There are signs of hope, however.
In Nigeria, there is a genuine, although clumsy, attempt by the military government at guiding a return to democracy by banning past politicians from seeking office and rejecting the formation of 13 parties.
The turnout for local elections held in Nigeria late last fall was about 15 percent -- an astonishing result considering that Nigerians have always been politically rabid. The electorate, however, was evidently skeptical of voting for either of the two government-established parties.
Whether public confidence among the Nigerians will build sufficiently in later state and then national elections before the planned return to civilian rule in 1992, only time will tell. But after LTC two failed attempts at multiparty democracy, Nigeria is at least trying once again.
There are also cases where domestic political ferment and international pressure could combine to duplicate the Cape Verde miracle on Africa's mainland.
The litmus test could be Zambia, where President Kenneth Kaunda faces the most serious threat to his 26 years in power. After surviving a coup attempt and food riots last spring, Mr. Kaunda reluctantly promised to hold a referendum on whether there should be multiparty elections. But even before that vote could be held, he was forced to grant that wish after rallies in support of the referendum drew crowds of more than 500,000 people -- the largest rallies ever in a nation with a population of only 7 million people.
Mr. Kaunda, the man who urged doses of democracy on white-ruled governments in Zimbabwe, Namibia and South Africa, is now faced with having to taste his own medicine.
In past elections, where Mr. Kaunda was the only candidate, it was joked that Zambians had a choice of voting "yes" or "no" -- with a "yes" meaning that you wanted Mr. Kaunda to stay and a "no" vote meaning that you didn't want change. Those days appear to be over.

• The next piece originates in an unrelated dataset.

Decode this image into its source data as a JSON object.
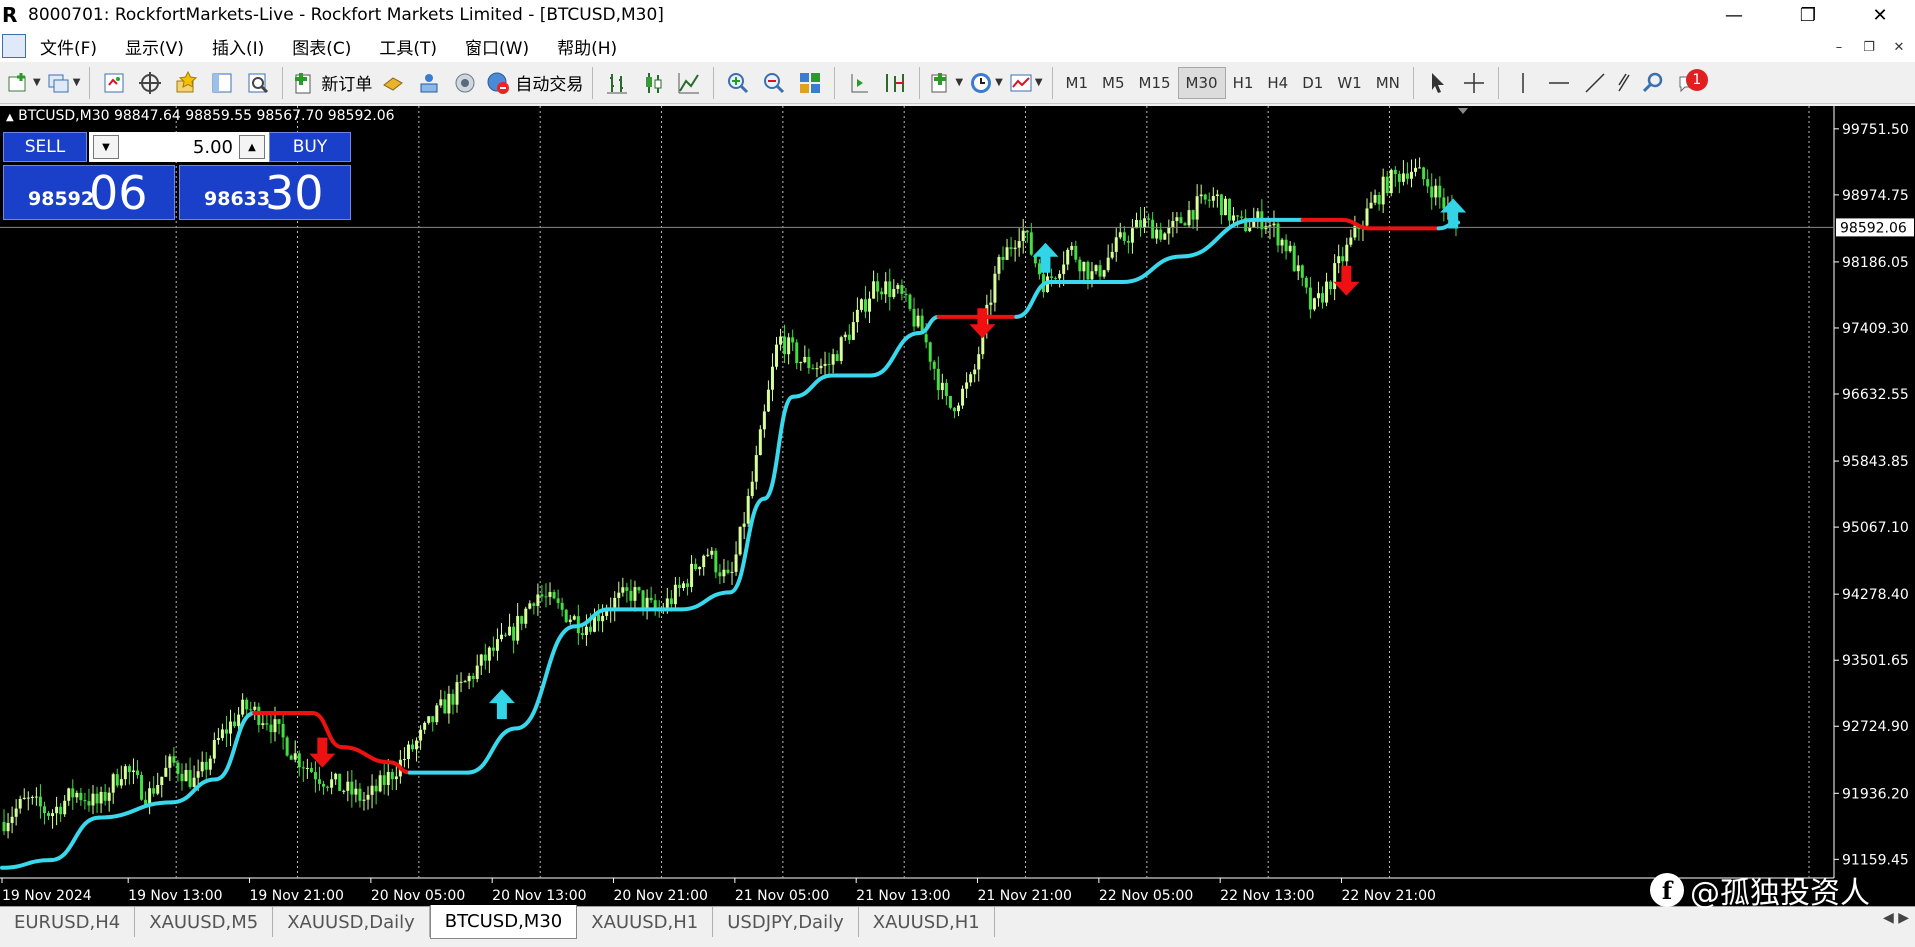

"If Kaunda plans to maintain power, there can't be free and fair elections," said Dr. Robert Cummings, a respected Howard University Africanist. "Kaunda represented himself as a savior to elder Zambians. But the younger people see him in a totally different way. There's a recognition that he's done all he can do and that Zambia needs a new leader with a new vision. Kaunda is simply not capable of this type of leadership."
How elections are conducted in Zambia could prove pivotal to the move for democracy elsewhere in Africa. The lofty expectations of the post-Cape Verde era are that leaders cannot hold onto power forever and must stand down if they are voted out of office.
"The difference now is that there's encouragement from the outside world to cast an independent ballot," said I. William Zartman, head of the African studies department at the Johns Hopkins University Nitze School of Advanced International Studies. "Demands for pluralism and democracy are rising. Governments will be forced to respond until demands are met or they will be thrown out."
S.M. Khalid is a reporter for The Sun.